Safe and Drug Free Schools Counselor Nancy Cooper said this is the seventh year the program has been presented to sixth grade students at Russellville Middle School. However, this is the first year Franklin County schools were invited to the event.
“We are so glad we were able to piggyback on this event to bring it to our Franklin County students,” Community Education Director Susan Hargett said. “It worked out so that we could collaborate and work together on this project.”
Students from Vina, East Franklin and Tharptown attended the event in addition to the students at Russellville Middle School.
The story follows a student who uses alcohol and drugs. The storyline takes the students from the arrest to the jail; and inside the courtroom and drug rehab session.
The story line also shows what can happen when drug and alcohol use gets out of hand.
During the emergency room scene, Russellville Hospital nurse manager Jeff Rice talked to the students about the treatment of accidental drug overdose.
“This scene is played out in hospitals across this country 35,000 times per year,” Rice told the students. “It’s what’s called an accidental overdose. Kids don’t mean to hurt themselves, but it happens because of drug and alcohol addiction.”
Rice said enough teens are killed each year to fill 100 jumbo jets full.

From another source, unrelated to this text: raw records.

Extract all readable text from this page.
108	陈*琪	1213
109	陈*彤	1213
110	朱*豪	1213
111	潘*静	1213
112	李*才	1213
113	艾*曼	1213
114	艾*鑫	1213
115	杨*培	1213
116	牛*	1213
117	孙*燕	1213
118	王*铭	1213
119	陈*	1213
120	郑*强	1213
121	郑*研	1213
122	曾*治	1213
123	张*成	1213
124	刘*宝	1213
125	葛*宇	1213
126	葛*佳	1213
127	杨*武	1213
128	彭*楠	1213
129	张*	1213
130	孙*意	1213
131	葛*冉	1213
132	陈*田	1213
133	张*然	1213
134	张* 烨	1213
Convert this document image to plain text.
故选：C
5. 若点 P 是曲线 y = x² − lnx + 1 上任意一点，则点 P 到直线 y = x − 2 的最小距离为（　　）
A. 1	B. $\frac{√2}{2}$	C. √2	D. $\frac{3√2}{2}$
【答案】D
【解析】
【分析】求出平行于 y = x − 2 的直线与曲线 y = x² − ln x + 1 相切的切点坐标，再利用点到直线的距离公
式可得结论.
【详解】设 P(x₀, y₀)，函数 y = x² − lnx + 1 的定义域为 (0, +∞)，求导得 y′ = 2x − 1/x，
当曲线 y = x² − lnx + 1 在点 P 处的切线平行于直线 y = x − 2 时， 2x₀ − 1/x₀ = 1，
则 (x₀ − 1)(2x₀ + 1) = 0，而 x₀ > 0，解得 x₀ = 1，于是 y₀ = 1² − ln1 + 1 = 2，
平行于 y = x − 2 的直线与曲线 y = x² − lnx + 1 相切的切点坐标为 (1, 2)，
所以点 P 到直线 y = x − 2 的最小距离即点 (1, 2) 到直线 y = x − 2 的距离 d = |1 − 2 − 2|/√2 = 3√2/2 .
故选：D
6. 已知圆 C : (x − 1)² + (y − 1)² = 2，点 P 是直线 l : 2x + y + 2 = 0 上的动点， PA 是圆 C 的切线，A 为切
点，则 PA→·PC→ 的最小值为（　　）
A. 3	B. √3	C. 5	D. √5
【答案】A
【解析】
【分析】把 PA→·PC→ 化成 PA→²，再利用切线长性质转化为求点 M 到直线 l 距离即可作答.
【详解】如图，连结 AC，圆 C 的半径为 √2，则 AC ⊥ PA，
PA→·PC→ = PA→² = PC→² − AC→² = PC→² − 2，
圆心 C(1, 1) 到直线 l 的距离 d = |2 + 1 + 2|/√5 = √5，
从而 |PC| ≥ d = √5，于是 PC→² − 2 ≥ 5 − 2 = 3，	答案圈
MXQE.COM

“It’s like taking 100 jumbo jets and lining them up and filling them with teens, and then crashing them into the ground,” Rice said.
He said southern states have the highest rate of accidental overdose in the U.S., and there have been 12 accidental overdose patients in Russellville Hospital since August 2009.

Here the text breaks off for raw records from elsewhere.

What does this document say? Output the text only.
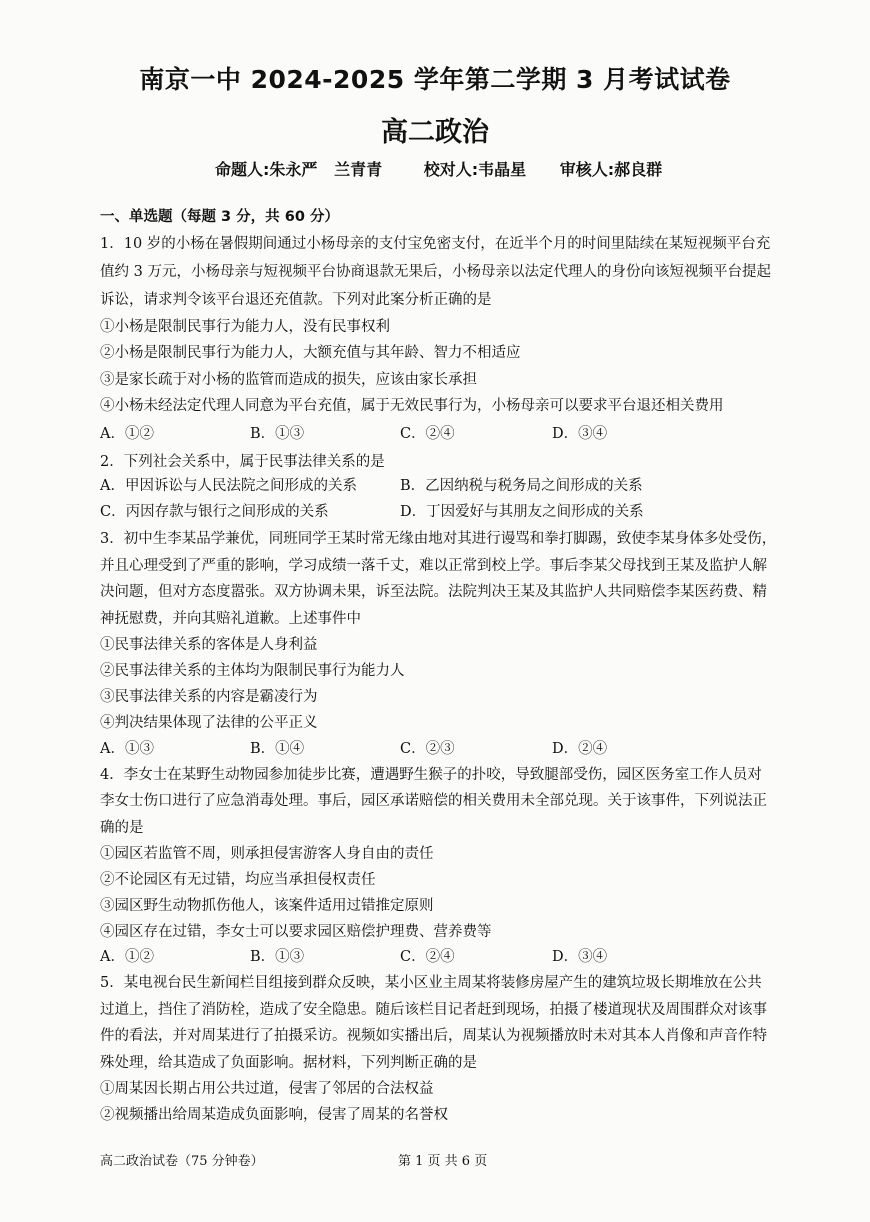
南京一中 2024-2025 学年第二学期 3 月考试试卷
高二政治
命题人:朱永严   兰青青	校对人:韦晶星 审核人:郝良群
一、单选题（每题 3 分，共 60 分）
1．10 岁的小杨在暑假期间通过小杨母亲的支付宝免密支付，在近半个月的时间里陆续在某短视频平台充
值约 3 万元，小杨母亲与短视频平台协商退款无果后，小杨母亲以法定代理人的身份向该短视频平台提起
诉讼，请求判令该平台退还充值款。下列对此案分析正确的是
①小杨是限制民事行为能力人，没有民事权利
②小杨是限制民事行为能力人，大额充值与其年龄、智力不相适应
③是家长疏于对小杨的监管而造成的损失，应该由家长承担
④小杨未经法定代理人同意为平台充值，属于无效民事行为，小杨母亲可以要求平台退还相关费用
A．①②	B．①③	C．②④	D．③④
2．下列社会关系中，属于民事法律关系的是
A．甲因诉讼与人民法院之间形成的关系	B．乙因纳税与税务局之间形成的关系
C．丙因存款与银行之间形成的关系	D．丁因爱好与其朋友之间形成的关系
3．初中生李某品学兼优，同班同学王某时常无缘由地对其进行谩骂和拳打脚踢，致使李某身体多处受伤，
并且心理受到了严重的影响，学习成绩一落千丈，难以正常到校上学。事后李某父母找到王某及监护人解
决问题，但对方态度嚣张。双方协调未果，诉至法院。法院判决王某及其监护人共同赔偿李某医药费、精
神抚慰费，并向其赔礼道歉。上述事件中
①民事法律关系的客体是人身利益
②民事法律关系的主体均为限制民事行为能力人
③民事法律关系的内容是霸凌行为
④判决结果体现了法律的公平正义
A．①③	B．①④	C．②③	D．②④
4．李女士在某野生动物园参加徒步比赛，遭遇野生猴子的扑咬，导致腿部受伤，园区医务室工作人员对
李女士伤口进行了应急消毒处理。事后，园区承诺赔偿的相关费用未全部兑现。关于该事件，下列说法正
确的是
①园区若监管不周，则承担侵害游客人身自由的责任
②不论园区有无过错，均应当承担侵权责任
③园区野生动物抓伤他人，该案件适用过错推定原则
④园区存在过错，李女士可以要求园区赔偿护理费、营养费等
A．①②	B．①③	C．②④	D．③④
5．某电视台民生新闻栏目组接到群众反映，某小区业主周某将装修房屋产生的建筑垃圾长期堆放在公共
过道上，挡住了消防栓，造成了安全隐患。随后该栏目记者赶到现场，拍摄了楼道现状及周围群众对该事
件的看法，并对周某进行了拍摄采访。视频如实播出后，周某认为视频播放时未对其本人肖像和声音作特
殊处理，给其造成了负面影响。据材料，下列判断正确的是
①周某因长期占用公共过道，侵害了邻居的合法权益
②视频播出给周某造成负面影响，侵害了周某的名誉权
高二政治试卷（75 分钟卷）	第 1 页 共 6 页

“I became nurse manager in August, and I’ve been keeping a record of things. Since August, there have been 12 overdose patients in our emergency room. Four of those patients had to be admitted to the I.C.U. (Intensive Care Unit),” Rice said.

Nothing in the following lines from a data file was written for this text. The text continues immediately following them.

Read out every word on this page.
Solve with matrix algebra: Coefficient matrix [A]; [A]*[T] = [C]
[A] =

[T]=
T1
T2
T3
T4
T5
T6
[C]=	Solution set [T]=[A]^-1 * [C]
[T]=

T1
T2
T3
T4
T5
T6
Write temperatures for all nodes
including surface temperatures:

Cooper and Hargett said the event had great support from the community.
“We would like to thank everyone who helped with this event,” Cooper said. “It always takes several volunteers to make this happen.”
First Baptist Church, Riverbend, Red Bay Police Department, Russellville Police Department, District Attorney Joey Rushing, the Franklin County Juvenile Probation Office, NorthStar Paramedic Service, Franklin County HOSA students, RHS SADD students, The Healing Place Distinctive Design, and community volunteers: Kathy Archer, Greg Beasley, Richard Parker, Clint Busler and Patty Hughes were all participants in the event.
Hargett and Cooper said they hope to continue to work together next year to bring as many students into the program as possible.